L’art semble être mort à la fin du XXe siècle, ayant survécu cent ans à la mort de Dieu. C’est du moins ce qu’affirmait Nietzsche, à la fin du XIXe siècle, selon son Gai Savoir : « Dieu est mort, et c’est nous qui l’avons tué » [1]. Quant à l’« art contemporain », il ne cache plus sa seule réalité financière : ses « titrisations de déchets » faisant écho aux junk bonds.

Néanmoins, en marge d’un financial art, survit « l’art caché »[2] ; de même que se perpétuent les conversions religieuses : de celle de Huysmans (1848-1907), au moment même de la parution du Gai Savoir, à celle de Jean-Claude Guillebaud[3] de nos jours, par exemple.

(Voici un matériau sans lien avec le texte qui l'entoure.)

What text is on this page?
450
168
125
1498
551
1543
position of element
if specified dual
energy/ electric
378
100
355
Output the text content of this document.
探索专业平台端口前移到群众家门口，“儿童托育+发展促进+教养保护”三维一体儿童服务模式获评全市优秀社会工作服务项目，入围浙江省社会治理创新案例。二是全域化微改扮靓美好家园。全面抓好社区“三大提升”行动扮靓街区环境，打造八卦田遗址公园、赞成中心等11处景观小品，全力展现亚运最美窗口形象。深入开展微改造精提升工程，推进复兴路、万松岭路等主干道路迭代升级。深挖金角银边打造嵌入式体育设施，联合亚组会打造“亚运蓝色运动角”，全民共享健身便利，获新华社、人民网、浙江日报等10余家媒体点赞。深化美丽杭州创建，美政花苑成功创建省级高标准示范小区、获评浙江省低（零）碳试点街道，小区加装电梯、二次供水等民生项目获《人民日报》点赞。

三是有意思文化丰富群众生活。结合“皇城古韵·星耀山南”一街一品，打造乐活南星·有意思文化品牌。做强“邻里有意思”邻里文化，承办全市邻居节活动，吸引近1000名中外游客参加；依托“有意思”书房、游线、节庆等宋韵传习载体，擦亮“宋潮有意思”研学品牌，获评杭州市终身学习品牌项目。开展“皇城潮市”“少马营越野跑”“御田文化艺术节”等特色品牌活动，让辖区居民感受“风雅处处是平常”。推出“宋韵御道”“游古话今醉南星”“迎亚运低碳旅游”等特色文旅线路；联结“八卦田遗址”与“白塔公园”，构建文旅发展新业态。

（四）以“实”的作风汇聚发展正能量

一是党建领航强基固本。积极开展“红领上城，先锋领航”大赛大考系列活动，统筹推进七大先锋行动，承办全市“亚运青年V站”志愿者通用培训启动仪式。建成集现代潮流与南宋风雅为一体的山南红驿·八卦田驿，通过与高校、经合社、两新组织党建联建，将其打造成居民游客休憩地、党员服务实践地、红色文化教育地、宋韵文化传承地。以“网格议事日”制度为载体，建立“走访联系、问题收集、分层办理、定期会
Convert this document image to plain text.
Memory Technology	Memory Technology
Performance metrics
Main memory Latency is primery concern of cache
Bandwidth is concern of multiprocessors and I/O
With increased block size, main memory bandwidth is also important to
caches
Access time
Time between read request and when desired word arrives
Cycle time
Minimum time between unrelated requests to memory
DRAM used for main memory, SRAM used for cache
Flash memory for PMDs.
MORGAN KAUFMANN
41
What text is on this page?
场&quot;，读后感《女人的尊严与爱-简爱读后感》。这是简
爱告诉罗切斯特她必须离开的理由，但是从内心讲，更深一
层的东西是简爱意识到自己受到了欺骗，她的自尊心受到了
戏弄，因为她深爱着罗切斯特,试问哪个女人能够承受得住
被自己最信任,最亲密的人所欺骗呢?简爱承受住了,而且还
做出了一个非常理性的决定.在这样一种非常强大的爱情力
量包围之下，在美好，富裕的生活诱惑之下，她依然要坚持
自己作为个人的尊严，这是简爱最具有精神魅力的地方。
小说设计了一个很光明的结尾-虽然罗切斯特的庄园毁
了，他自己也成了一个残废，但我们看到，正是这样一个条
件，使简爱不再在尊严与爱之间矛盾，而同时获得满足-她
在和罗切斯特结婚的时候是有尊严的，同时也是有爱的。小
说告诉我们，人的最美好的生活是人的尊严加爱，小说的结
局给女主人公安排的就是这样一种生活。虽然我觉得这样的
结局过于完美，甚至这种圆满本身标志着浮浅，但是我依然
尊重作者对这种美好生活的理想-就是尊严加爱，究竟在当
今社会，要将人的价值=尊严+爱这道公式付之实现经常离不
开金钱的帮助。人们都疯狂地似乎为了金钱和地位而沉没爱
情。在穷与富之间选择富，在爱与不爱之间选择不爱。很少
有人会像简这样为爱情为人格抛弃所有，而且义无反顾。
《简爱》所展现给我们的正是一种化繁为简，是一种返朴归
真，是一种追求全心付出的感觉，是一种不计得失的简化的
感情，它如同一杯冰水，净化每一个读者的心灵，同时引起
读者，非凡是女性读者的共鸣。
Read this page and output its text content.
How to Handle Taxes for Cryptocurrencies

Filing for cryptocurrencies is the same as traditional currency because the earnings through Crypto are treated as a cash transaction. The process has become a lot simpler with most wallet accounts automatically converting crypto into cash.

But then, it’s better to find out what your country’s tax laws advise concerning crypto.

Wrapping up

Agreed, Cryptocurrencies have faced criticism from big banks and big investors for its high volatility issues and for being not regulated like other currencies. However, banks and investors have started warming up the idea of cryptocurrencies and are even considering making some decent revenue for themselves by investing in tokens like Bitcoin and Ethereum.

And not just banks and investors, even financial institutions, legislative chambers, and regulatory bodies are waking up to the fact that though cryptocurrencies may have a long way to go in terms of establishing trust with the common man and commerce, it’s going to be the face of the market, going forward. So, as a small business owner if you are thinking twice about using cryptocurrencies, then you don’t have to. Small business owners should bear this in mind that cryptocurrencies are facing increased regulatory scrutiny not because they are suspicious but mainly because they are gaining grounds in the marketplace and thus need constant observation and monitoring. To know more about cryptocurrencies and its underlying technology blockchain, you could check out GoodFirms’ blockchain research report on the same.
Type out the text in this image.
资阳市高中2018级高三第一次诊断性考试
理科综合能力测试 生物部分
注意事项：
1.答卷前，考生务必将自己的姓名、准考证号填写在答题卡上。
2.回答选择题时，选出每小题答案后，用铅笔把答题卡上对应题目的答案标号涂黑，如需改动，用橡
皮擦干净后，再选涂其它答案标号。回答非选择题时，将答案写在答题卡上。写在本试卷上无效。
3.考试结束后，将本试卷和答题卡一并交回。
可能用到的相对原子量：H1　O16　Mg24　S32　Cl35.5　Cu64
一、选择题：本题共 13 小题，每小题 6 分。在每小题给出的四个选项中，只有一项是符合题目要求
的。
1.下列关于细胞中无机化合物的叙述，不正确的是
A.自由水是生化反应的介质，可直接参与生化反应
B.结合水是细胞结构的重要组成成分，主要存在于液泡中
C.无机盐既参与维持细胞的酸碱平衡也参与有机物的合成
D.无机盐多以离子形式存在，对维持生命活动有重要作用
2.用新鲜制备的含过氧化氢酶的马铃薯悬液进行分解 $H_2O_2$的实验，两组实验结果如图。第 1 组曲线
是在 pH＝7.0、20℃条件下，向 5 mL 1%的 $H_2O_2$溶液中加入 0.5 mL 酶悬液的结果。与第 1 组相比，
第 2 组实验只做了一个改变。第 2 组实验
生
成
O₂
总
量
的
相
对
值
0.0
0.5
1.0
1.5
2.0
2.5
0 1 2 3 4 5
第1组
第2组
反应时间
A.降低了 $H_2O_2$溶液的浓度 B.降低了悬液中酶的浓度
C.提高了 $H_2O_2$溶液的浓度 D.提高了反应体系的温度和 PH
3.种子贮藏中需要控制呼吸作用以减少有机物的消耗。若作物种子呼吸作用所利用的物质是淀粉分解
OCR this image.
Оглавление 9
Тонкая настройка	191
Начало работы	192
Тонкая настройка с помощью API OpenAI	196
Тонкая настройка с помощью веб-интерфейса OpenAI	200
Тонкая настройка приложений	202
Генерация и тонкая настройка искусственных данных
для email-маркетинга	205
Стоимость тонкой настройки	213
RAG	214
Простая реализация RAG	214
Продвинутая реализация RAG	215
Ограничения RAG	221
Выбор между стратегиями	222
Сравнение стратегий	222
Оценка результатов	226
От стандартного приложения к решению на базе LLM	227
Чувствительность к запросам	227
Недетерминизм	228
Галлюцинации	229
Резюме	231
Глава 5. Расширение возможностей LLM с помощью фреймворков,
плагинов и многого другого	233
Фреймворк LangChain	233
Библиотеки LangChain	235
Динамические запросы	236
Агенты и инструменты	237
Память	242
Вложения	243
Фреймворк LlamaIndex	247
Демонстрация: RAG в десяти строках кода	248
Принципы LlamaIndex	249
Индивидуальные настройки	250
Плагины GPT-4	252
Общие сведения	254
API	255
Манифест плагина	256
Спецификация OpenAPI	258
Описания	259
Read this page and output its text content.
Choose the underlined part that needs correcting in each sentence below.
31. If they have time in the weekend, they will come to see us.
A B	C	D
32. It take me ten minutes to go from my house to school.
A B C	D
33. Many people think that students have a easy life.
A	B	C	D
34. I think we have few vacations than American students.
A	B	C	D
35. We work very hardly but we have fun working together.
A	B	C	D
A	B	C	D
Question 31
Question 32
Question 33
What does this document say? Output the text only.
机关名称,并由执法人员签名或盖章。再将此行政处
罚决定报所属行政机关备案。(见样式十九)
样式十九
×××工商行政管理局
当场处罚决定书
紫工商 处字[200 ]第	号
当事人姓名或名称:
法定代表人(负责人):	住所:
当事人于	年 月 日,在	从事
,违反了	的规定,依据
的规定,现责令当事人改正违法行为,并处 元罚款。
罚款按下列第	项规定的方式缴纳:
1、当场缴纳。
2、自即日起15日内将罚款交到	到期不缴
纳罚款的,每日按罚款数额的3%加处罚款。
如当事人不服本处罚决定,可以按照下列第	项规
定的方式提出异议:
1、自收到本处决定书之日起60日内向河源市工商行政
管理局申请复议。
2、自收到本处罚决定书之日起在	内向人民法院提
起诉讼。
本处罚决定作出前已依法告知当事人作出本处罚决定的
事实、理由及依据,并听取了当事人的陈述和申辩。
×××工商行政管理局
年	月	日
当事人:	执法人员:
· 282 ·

C’est pourquoi, de facto, ni Dieu ni l’art ne sont véritablement morts et ce que nous avons tué n’était tout au plus que leur concept ou leur idole : « Les concepts créent des idoles de Dieu », écrivait déjà S. Grégoire de Nysse[4]. Ainsi, l’« art conceptuel », qui apparaissait dans les années 1960, se dénonçait déjà en s’annonçant, à vouloir définir l’art, non par des propriétés esthétiques de l’œuvre, mais par le simple concept d’art.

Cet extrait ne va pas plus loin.